I wanted to watch Meet the Press yesterday morning, so I went to put on channel ten, the station number for NBC for the 57+ years I've known it.To my surprise, there was no NBC on channel ten. There was a shopping channel.
I used my digital menu to check and the next channel up showed call letters for a local station that looked vaguely familiar. Imagine, after 50+ years, they'd failed to effectively brand the connection between NBC and WCAU or channel ten. I was extra confused because the station was not playing Meet the Press. They were showing a tennis tournament instead. If I didn't have sports A.D.D., I'd know which tournament. It's a major one.
The reason I was a bit confused is because Comcast recently moved the local Philly area stations to new numbers on the dial. Instead of being 3, 6 and 10, their non-cable station settings, where they've been on cable forever, they now have new numbers. WTF?

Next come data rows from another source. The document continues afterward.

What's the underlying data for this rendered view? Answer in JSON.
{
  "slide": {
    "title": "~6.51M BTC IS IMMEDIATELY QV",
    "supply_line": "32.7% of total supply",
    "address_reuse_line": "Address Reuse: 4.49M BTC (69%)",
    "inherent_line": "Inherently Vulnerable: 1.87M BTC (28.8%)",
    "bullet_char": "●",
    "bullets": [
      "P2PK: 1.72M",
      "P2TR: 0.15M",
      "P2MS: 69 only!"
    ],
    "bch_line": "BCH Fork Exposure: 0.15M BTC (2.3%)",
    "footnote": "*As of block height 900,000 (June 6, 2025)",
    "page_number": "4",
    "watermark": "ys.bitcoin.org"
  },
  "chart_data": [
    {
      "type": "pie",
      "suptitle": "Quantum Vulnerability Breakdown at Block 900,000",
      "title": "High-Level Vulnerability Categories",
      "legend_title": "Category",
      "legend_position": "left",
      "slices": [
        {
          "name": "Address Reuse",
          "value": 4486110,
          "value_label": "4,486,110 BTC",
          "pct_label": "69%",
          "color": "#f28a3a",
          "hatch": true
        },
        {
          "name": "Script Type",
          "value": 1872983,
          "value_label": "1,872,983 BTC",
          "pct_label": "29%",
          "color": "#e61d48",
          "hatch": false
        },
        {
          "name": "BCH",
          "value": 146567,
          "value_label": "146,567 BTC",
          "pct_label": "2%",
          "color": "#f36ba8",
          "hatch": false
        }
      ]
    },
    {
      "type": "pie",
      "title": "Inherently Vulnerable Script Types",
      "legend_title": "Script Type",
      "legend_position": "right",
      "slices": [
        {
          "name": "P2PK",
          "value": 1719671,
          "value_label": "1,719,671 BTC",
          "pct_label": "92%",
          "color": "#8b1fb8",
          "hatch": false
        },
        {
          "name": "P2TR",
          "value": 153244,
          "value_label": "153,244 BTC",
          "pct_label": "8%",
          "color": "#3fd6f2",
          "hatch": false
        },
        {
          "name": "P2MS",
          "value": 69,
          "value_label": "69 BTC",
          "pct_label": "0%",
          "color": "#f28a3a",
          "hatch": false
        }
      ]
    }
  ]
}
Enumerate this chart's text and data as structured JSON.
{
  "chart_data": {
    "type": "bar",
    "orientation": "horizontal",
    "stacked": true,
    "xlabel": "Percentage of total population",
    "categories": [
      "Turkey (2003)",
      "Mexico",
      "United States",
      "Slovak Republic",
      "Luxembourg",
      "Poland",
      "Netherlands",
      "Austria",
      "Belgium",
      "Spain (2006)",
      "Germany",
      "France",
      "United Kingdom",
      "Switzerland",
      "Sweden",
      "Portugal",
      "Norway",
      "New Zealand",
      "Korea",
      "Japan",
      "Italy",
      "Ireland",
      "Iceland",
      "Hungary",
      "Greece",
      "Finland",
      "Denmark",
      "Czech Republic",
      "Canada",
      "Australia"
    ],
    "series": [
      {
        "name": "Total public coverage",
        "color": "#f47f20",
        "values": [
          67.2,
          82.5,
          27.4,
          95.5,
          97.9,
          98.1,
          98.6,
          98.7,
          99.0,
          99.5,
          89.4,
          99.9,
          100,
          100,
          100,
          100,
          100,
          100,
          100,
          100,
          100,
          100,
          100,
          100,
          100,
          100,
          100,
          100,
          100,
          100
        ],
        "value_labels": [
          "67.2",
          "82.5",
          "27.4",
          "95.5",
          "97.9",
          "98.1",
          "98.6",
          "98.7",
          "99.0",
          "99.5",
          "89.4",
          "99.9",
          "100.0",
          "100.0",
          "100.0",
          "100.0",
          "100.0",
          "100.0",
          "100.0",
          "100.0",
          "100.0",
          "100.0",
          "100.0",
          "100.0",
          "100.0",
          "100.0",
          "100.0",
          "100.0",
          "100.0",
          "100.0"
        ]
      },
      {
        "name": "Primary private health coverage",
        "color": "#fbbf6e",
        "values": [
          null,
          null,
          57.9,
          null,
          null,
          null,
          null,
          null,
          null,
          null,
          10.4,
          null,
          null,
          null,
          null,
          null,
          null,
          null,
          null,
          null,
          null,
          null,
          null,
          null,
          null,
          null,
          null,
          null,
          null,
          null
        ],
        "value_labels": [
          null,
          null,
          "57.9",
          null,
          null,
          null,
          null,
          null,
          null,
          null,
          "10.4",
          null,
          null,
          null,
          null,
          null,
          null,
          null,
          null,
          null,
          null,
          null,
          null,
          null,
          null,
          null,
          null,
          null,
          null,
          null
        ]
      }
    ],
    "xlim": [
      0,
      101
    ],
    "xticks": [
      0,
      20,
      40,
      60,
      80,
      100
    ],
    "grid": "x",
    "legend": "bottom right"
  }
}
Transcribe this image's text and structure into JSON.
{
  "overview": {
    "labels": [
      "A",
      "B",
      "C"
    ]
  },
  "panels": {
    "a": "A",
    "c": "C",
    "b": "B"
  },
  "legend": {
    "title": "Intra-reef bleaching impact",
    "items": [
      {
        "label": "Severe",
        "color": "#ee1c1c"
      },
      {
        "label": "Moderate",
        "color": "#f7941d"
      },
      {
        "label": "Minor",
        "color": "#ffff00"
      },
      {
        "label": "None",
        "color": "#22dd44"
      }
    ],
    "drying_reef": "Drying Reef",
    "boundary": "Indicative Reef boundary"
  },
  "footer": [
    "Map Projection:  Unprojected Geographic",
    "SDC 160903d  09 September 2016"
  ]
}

I've always thought of the local NBC station as channel ten, not WCAU, since I've been watching it for over 50 years. But when I went to watch my usual sunday MTP, there was no MTP on channel 10. There was QVC.
Suddenly, WCAU was on 11. Checking out the other main network channels made it clear that Comcast had shuffled them all.
Is comcast trying to hurt these network stations? Or maybe I should ask WHY? Not that the mainstream, corpstream networks, which produce mostly garbage, fluff and propaganda are so deserving of sympathy, but it makes no sense to confuse viewers by changing the numbers representing media that have used the same channel numbers for scores of years.
Here in Philly 3 and 10 have been switched from network stations to shopping channels and 6 is not Cspan. This may make sense commercially, for some nickel and diming pencil pusher at Comcast, but it is not good for the media, not good for consumers and, since the media is the fourth estate and necessary to support democracy, it's not good for America.I sent out a newsletter asking some readers, "Have you seen the same thing in your metro area?"
Shari replied, "YES - We have Comcast Bay Area (Los Altos Hills, CA - down the peninsula from San Francisco) and they have switched the channels around so much, that you can only find the right program by entering it in TIVO by name. VERY frustrating."
She also reports that her remote controls don't work with the comcast gear. You know what that does? It forces people to rent more Comcast equipment-- remotes, digital boxes-- which can easily add up to more than $50 a month for a family with three TVs.
Switching to a station for entertainment becomes a reflex. If the reflex doesn't work, we fumble a bit. For eight years, part of the Bush-Cheney GOP plan was to either take over and propagandize the media or to marginalize it, to turn people off by making them not trust or respect it.
The mainstream media helped the administration by prostituting their content in such obvious ways, well, now the media is less trusted, less respected. And then there are newspapers. They are going to die. The digital generation of under 30s don't read papers. That leaves TV, Radio and Web news.
When you want to wipe out something as big as network TV, or a big idea, you don't attack it head on, or in addition to attacking it head on, you also whittle away at it, attacking small parts. Recently, a holocaust denial article came to our site. It didn't argue that the holocaust didn't happen, only that gas chambers didn't happen. This is the way that big ideas, big truths are attacked. They are attacked around the edges and marginalized.
So, is that what's happening with the big networks? Comcast charges premiums for accessing some news channels. They can't charge for the networks. But if the demand became less and less and even, if the networks became less and less viable, comcast would have consumers in a barrel, forced to pay for news. Some would do it. Some wouldn't bother. There ought to be a low. News channels that cover issues related to government, to consumers and issues related to consumers should never require additional fees. That would still allow fees for business news, sports, entertainment, fashion, etc.
So... have you had your channels switched recently? What do YOU think about it?